The privacy and security of patient health information (PHI) is a top priority for patients and their families, as well as healthcare providers and the government. Federal laws require many of the key people and organizations that handle health information to have policies and security safeguards in place to protect their organization and the health information of every patient—whether it is stored on paper or electronically.
The Health Insurance Portability and Accountability Act of 1996 (HIPAA) Privacy, Security and Breach Notification Rules are the main federal laws that protect PHI. The Privacy Rule is very specific and gives rights to everyone with respect to their health information, and also sets limits on how health information can be used and shared with others. The Security Rule sets instructions for how health information must be kept secure with administrative, technical and physical safeguards. The Breach Notification Rules require covered entities to notify affected individuals, the Secretary of Health and Human Services (HHS), as well as the media in some cases if there is a breach of a patient’s unsecured PHI.

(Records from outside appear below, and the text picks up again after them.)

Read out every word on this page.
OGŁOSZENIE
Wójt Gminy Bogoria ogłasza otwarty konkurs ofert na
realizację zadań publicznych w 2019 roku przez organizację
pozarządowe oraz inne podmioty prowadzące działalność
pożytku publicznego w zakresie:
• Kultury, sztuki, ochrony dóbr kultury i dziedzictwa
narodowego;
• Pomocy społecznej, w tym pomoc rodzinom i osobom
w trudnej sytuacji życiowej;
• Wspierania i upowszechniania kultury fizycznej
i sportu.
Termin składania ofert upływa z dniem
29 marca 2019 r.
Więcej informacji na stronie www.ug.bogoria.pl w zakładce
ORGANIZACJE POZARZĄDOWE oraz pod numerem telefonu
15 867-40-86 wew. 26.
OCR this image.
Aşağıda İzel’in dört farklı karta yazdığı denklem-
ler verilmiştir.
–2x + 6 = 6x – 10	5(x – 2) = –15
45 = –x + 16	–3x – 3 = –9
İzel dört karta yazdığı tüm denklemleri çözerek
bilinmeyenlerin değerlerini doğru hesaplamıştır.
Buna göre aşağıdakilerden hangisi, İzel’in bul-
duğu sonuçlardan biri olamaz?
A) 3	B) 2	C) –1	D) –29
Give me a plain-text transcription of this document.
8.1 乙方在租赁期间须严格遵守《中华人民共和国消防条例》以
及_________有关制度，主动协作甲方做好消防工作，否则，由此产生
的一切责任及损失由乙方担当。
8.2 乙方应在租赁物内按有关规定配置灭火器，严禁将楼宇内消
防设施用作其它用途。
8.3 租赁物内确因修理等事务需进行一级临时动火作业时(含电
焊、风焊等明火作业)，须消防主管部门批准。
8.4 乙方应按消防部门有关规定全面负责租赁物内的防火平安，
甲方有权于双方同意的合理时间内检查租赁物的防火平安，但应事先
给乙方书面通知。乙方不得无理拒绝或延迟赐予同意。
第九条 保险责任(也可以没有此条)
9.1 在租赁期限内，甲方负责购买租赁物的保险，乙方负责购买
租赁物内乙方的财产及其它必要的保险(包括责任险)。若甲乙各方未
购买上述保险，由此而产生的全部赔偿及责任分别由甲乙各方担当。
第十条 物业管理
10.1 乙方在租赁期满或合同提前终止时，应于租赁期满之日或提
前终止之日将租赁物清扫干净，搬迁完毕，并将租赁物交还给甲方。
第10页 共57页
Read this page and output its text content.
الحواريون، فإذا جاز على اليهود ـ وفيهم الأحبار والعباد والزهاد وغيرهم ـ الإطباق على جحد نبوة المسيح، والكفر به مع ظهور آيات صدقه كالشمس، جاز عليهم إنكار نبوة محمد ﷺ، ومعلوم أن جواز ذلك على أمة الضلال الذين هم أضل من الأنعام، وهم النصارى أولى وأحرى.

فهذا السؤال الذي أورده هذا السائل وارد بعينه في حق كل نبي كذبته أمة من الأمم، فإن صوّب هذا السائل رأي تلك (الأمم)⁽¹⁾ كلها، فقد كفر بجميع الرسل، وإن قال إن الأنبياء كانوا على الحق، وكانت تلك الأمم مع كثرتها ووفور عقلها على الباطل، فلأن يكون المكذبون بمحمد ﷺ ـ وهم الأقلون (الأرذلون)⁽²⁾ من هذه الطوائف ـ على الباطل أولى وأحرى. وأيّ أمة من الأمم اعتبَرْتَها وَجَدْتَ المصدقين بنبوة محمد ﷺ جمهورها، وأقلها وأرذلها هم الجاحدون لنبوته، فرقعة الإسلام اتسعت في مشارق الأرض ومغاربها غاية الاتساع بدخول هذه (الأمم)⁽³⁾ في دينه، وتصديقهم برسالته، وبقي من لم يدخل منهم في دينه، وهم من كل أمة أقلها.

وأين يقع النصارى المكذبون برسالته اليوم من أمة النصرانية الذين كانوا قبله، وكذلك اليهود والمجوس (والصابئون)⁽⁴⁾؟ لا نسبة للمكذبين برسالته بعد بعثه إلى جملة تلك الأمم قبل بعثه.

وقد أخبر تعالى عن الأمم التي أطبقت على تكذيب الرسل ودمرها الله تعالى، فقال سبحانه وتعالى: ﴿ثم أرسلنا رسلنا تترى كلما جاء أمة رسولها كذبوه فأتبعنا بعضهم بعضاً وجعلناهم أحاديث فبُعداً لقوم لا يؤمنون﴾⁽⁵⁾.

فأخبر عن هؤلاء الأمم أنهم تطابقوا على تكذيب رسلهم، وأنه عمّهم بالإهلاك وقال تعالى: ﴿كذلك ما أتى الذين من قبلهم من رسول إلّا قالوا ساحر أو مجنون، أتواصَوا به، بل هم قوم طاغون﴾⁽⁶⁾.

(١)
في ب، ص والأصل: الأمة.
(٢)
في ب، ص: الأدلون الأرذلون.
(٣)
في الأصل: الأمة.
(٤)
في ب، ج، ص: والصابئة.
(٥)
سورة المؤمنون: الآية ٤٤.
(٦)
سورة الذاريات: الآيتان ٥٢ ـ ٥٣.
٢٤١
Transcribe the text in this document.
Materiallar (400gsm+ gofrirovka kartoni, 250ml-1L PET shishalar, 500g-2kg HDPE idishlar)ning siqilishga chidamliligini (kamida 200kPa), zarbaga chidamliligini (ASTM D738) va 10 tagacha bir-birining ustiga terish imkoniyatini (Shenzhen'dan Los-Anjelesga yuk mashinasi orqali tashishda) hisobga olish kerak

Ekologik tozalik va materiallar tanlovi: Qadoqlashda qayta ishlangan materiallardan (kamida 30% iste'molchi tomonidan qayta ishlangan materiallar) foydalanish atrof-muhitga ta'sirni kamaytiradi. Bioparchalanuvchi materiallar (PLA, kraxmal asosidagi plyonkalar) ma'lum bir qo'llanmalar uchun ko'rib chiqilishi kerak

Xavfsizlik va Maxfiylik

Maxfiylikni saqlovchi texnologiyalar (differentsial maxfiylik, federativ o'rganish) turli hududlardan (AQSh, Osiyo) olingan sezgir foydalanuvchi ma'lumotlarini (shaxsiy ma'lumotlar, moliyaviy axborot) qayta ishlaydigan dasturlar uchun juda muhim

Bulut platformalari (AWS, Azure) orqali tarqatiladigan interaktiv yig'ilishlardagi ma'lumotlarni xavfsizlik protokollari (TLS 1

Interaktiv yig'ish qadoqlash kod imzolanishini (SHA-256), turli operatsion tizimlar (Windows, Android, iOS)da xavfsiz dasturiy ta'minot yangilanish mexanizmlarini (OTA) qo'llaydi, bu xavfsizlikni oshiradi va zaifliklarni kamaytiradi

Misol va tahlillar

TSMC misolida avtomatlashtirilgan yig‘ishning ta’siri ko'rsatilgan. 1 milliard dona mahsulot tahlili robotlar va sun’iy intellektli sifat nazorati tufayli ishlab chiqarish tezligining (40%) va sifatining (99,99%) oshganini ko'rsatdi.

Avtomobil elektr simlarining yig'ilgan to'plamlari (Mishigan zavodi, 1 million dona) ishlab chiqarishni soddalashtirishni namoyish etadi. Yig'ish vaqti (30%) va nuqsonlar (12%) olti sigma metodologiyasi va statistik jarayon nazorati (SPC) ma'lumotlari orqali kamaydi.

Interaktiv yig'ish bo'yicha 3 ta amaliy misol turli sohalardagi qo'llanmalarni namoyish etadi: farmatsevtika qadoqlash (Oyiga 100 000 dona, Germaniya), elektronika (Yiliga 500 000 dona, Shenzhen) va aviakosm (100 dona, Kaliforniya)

The majority of the privacy requirements were in place from 2005, and with the advancement of electronic transactions in healthcare management, there has been an increased level of federal laws and regulations on health information privacy. The liability of protecting PHI extends beyond the walls of every physician practice. The HIPAA security standards require physicians to protect the confidentiality, integrity and availability of a patient’s medical information with policies and procedures. The new regulations advise physician practices to reevaluate and update their HIPAA compliance plans regularly to verify they are meeting federal requirements.
In 2013, the final omnibus rule enhanced the patient privacy protections and provided new rights for individual health information as well as strengthened the government’s ability to enforce the law and apply penalties. The updates required all covered entities to update their HIPAA policies and procedures and implement the changes required by these regulations no later than the Sept. 23, 2013, compliance date. Medicare defines a covered entity in the HIPAA Rule as all health plans, healthcare clearinghouses and healthcare providers who submit PHI electronically (ePHI).
To avoid penalties and fines, practices will need to assess any security risks and vulnerability of patient information, because this is at the core of practice compliance. It is vital for rheumatology practices to add administrative safeguards to protect against any liability. Some of these safeguards include the following:
- Appoint one security officer—this person can be the office manager or practice administrator and may also be the privacy officer;
- Establish policies for the appropriate use of, physical attributes of and security for workstations that access ePHI;
- Train staff on security issues that are scaled to your organization. It is a requirement for covered entities to have ongoing training for their staff on security and compliance matters—a single session once every five years will not be sufficient. Additionally, “business associates” must be aware of security policies, although your practice is not under an obligation to train the associates. HHS defines a business associate as “a person or entity that performs certain functions or activities that involve the use or disclosure of protected health information on behalf of, or provides services to, a covered entity (e.g., billing company, transcriber, coding company).”1 A member of your staff is not considered a business associate;
- Create a tracking system for any security “incidents,” and document policies and procedures for dealing with incidents. Resulting harm must be mitigated;
- Create a plan for emergencies that may damage systems with ePHI. This includes provisions for data backup, a recovery plan and a way to continue critical business processes for the protection of the security of ePHI during any emergency services; and
- Have periodic evaluations of security preparedness that will be conducted both internally and externally.
The HIPAA security standards may seem like a far-reaching piece of legislation dating as far back as 1996, but it should not be taken lightly, because there have been breaches across the board from hospitals, health plans and physician practices. The Office for Civil Rights (OCR) enforces the HIPAA Privacy Rule, which protects the privacy of individually identifiable health information, and they have created a privacy and security audit program from all covered entities and business associates. The OCR auditors will be looking to see if your HIPAA policies and procedures meet the latest privacy and security criteria. The Office of Inspector General, who oversees the OCR, has indicated that no one is exempt from a potential OCR privacy and security audit in the coming year.